Das unangefochtene Technologie-Highlight blieb die demonstrierte Verschmelzung von KI mit der klassischen Maschinensteuerung. Beckhoff demonstrierte, wie der modulare Industrieroboter ATRO sprachbasierte Befehle in Echtzeit ausführt und selbstständig Strategien entwickelt, um Wörter aus Buchstabenbausteinen zu legen.

Physical AI in Aktion: Gesteuert von lokalen Sprachmodellen (LLMs) über den Twincat CoAgent entwickelt der Industrieroboter ATRO selbstständig Strategien und legt das Grußwort für das Messe-Partnerland Brasilien.(Bild:  Beckhoff)
Physical AI in Aktion: Gesteuert von lokalen Sprachmodellen (LLMs) über den Twincat CoAgent entwickelt der Industrieroboter ATRO selbstständig Strategien und legt das Grußwort für das Messe-Partnerland Brasilien.
(Bild: Beckhoff)

Der technologische Kern dieser Anwendung ist der Twincat CoAgent. Die Large Language Models (LLMs) laufen lokal und direkt auf dem Industrie-PC der Maschine. „Das bedeutet, dass die Maschinenbetreiber die Hoheit über die KI und auch über ihre Daten haben“, betonte Produktmanager Johannes Beckhoff auf der Messe. Anstatt auf externe Cloud-Dienste angewiesen zu sein, interagiert der Agent über eine MCP-Schnittstelle(Model Context Protocol) direkt mit den Live-Daten der SPS, dem SPS-Code und historischen Maschinenwerten.

Der „KI-agnostische“ Ansatz bietet freie KI-Wahl: Das System zwingt Entwickler in kein starres Korsett.
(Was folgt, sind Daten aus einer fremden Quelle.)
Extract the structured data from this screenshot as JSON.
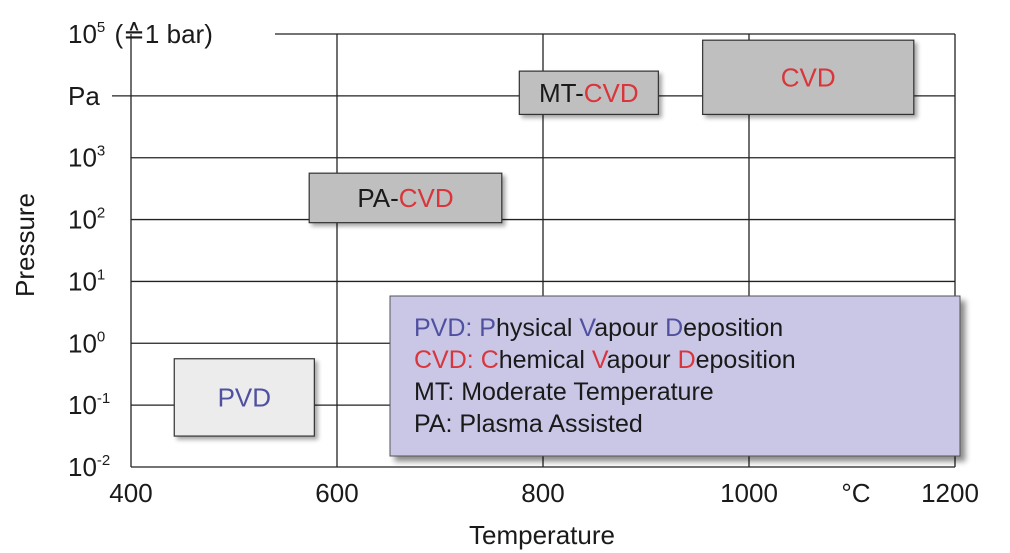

Über ein LLM-Gateway können sowohl proprietäre als auch offene Modelle für komplexe Engineering-Aufgaben an der Maschine eingebunden werden. Die KI wird so vom reinen Chatbot-Assistenzsystem zum aktiven Kontrollhirn in der physischen Welt, das bei der Inbetriebnahme, bei Störfällen oder bei der vorausschauenden Wartung eingreift, anstatt nur Ratschläge per Chat zu erteilen.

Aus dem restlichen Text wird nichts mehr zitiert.